Keith Baker appointed the D. Allan Bromley Professor of Physics
Keith Baker, a particle physicist known for his contributions to the discovery of the Higgs boson and his work on dark matter, has been appointed the D. Allan Bromley Professor of Physics. His appointment was effective Feb. 20.
A member of the Faculty of Arts and Sciences, Baker concentrates on experimental particle physics, including research at the energy frontier being conducted by the ATLAS collaboration at the Large Hadron Collider (LHC), the world’s largest and most powerful particle accelerator, in Geneva, Switzerland, and precision studies at sub-eV energies. He helped build the detectors and was part of the team that carried out the machine learning analysis in the discovery of the Higgs boson, the last elementary particle predicted in what is known as the Standard Model of particle physics.
His current research topics include quantum information science in high energy physics, electroweak symmetry breaking, and experiments that test the boundaries of the standard model of physics.
Baker has received numerous awards and honors, including the Edward Bouchet Award from the American Physical Society, in 2002, for “his contribution to nuclear and particle physics; for building the infrastructure to do these measurements; and for being active in outreach activities, both locally and nationally.” He was also the recipient of the Elmer Imes Award for Outstanding Research by the National Society of Black Physicists and the National Conference of Black Physics Students.
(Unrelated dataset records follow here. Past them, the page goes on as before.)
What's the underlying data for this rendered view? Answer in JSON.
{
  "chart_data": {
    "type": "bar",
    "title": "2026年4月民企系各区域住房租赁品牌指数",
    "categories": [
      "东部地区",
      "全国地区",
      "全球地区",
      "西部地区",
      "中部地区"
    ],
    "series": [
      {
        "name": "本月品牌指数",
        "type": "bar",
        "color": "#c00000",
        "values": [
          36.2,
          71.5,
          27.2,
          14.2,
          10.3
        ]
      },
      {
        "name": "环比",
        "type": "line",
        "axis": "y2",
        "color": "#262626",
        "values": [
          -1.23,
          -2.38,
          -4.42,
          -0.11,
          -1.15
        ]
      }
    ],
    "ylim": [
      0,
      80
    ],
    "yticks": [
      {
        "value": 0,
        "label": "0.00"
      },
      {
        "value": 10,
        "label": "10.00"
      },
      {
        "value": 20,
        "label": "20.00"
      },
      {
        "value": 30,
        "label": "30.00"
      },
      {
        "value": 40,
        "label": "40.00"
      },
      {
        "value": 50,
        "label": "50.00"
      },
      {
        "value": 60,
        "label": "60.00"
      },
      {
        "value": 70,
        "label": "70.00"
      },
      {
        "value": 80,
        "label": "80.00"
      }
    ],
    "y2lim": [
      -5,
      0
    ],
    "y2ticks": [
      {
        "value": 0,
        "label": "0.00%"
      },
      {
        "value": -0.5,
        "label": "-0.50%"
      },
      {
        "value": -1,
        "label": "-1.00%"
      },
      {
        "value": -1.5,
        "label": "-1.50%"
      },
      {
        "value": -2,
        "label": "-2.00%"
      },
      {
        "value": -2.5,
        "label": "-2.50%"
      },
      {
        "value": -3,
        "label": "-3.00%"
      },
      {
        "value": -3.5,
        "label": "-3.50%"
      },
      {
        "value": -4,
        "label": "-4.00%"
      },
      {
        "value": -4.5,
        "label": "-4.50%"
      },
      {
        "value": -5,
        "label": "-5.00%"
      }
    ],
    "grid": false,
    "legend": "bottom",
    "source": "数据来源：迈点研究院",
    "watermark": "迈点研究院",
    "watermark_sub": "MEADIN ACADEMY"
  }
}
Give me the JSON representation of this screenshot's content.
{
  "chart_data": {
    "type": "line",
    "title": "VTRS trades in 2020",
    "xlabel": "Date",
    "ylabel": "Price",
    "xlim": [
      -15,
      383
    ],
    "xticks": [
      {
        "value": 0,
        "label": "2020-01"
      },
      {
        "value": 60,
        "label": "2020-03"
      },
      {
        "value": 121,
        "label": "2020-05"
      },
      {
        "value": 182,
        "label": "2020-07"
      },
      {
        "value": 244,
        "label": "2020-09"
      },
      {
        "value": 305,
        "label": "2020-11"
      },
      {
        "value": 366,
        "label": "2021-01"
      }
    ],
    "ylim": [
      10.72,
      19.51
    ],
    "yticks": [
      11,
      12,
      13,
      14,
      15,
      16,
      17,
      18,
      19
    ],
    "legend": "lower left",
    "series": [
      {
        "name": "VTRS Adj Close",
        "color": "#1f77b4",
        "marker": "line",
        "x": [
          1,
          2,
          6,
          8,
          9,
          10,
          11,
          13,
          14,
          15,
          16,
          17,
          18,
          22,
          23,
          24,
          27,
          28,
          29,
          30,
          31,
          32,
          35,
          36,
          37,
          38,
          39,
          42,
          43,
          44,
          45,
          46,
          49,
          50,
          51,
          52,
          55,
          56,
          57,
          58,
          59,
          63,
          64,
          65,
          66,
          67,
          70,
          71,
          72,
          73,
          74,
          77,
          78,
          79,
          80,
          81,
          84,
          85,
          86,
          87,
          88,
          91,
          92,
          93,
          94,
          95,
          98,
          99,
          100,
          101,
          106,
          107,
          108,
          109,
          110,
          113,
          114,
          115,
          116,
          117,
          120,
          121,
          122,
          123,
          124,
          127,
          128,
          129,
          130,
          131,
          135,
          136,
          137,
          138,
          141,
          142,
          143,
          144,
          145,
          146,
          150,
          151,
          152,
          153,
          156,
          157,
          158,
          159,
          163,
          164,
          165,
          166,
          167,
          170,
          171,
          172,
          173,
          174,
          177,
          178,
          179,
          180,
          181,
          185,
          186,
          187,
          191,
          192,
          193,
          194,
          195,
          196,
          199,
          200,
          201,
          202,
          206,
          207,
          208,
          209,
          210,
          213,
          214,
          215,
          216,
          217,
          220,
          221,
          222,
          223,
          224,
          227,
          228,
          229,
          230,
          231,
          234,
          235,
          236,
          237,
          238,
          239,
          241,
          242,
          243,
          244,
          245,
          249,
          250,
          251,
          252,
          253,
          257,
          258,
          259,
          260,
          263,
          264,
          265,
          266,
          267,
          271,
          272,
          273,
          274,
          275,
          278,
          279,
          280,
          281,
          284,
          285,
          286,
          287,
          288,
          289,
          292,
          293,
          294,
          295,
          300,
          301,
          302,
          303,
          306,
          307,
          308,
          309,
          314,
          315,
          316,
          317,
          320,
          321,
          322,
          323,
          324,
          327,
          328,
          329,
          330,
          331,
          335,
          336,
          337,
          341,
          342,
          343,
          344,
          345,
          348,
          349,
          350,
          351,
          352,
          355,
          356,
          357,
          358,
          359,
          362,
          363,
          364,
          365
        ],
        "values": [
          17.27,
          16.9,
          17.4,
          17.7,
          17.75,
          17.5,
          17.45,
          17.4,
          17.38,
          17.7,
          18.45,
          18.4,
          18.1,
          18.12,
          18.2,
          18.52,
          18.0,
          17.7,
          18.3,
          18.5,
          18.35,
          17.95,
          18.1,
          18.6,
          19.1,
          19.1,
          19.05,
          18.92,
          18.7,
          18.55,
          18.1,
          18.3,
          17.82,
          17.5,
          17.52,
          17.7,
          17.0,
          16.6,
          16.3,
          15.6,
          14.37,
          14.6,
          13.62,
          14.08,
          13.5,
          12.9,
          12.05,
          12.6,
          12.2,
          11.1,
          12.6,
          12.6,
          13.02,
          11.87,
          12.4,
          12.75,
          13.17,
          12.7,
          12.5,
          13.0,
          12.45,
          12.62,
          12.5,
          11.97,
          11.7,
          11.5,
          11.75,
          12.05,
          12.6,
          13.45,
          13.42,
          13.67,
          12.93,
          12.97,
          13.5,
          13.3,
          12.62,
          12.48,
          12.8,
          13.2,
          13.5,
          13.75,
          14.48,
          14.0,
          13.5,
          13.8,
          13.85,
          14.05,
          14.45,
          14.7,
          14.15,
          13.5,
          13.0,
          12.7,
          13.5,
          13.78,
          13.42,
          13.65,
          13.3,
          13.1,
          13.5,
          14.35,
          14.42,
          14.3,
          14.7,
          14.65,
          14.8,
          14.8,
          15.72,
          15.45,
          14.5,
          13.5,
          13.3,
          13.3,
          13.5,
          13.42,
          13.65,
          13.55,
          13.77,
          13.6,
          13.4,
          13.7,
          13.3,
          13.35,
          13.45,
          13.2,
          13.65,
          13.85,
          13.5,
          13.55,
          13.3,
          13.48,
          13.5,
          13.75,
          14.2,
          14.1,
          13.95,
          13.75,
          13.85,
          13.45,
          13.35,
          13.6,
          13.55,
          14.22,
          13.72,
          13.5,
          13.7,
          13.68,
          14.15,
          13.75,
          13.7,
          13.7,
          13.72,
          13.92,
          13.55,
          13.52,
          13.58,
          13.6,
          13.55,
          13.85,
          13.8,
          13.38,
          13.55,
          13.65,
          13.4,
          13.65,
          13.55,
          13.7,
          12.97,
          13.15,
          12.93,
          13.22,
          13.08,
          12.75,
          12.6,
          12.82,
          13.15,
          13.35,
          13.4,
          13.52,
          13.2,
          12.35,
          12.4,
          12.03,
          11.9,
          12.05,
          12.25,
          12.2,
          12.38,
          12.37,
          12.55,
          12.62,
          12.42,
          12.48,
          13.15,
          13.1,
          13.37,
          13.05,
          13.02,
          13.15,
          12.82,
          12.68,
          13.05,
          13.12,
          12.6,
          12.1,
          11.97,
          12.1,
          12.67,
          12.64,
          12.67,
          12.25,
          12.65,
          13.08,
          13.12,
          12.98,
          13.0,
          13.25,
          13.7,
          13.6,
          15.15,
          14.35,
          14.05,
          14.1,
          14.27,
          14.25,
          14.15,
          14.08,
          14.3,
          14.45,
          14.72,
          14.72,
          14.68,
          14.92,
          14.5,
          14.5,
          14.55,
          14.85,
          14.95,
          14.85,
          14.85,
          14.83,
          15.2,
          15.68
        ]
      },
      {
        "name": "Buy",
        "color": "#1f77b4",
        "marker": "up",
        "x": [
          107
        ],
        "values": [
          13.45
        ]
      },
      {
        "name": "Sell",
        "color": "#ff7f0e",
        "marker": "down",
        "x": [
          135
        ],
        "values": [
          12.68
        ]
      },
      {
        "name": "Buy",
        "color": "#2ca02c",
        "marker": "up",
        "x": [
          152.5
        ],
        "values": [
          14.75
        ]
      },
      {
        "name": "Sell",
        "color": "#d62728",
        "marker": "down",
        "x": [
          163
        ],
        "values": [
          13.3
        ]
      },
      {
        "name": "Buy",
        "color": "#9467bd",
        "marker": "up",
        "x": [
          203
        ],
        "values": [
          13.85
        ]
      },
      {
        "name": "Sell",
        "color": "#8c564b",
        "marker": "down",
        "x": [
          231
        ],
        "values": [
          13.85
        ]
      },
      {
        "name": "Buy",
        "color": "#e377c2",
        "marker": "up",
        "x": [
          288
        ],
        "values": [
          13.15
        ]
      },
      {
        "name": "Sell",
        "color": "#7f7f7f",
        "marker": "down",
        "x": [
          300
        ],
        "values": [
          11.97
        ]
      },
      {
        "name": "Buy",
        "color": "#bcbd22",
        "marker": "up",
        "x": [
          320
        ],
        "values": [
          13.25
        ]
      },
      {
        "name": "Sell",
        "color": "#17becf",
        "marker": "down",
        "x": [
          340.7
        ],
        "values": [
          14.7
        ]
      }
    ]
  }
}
He has also received the E. L. Hamm Sr. Distinguished Teaching Award and the National Award for Teaching Learning and Technology. In 2017, he was honored as a U.S. ATLAS Distinguished Researcher.
He is a graduate of Massachusetts Institute of Technology, where he earned a B.S. in physics, and Stanford University, where he earned an M.S. in both physics and mathematics, in 1983, and then his Ph.D., in physics, in 1987. In 1989, he was appointed staff scientist at the Thomas Jefferson National Accelerator Facility in Virginia and associate professor at Hampton University. Since 2006 he has been a professor of physics at Yale. He is also former director of the Yale Wright Laboratory.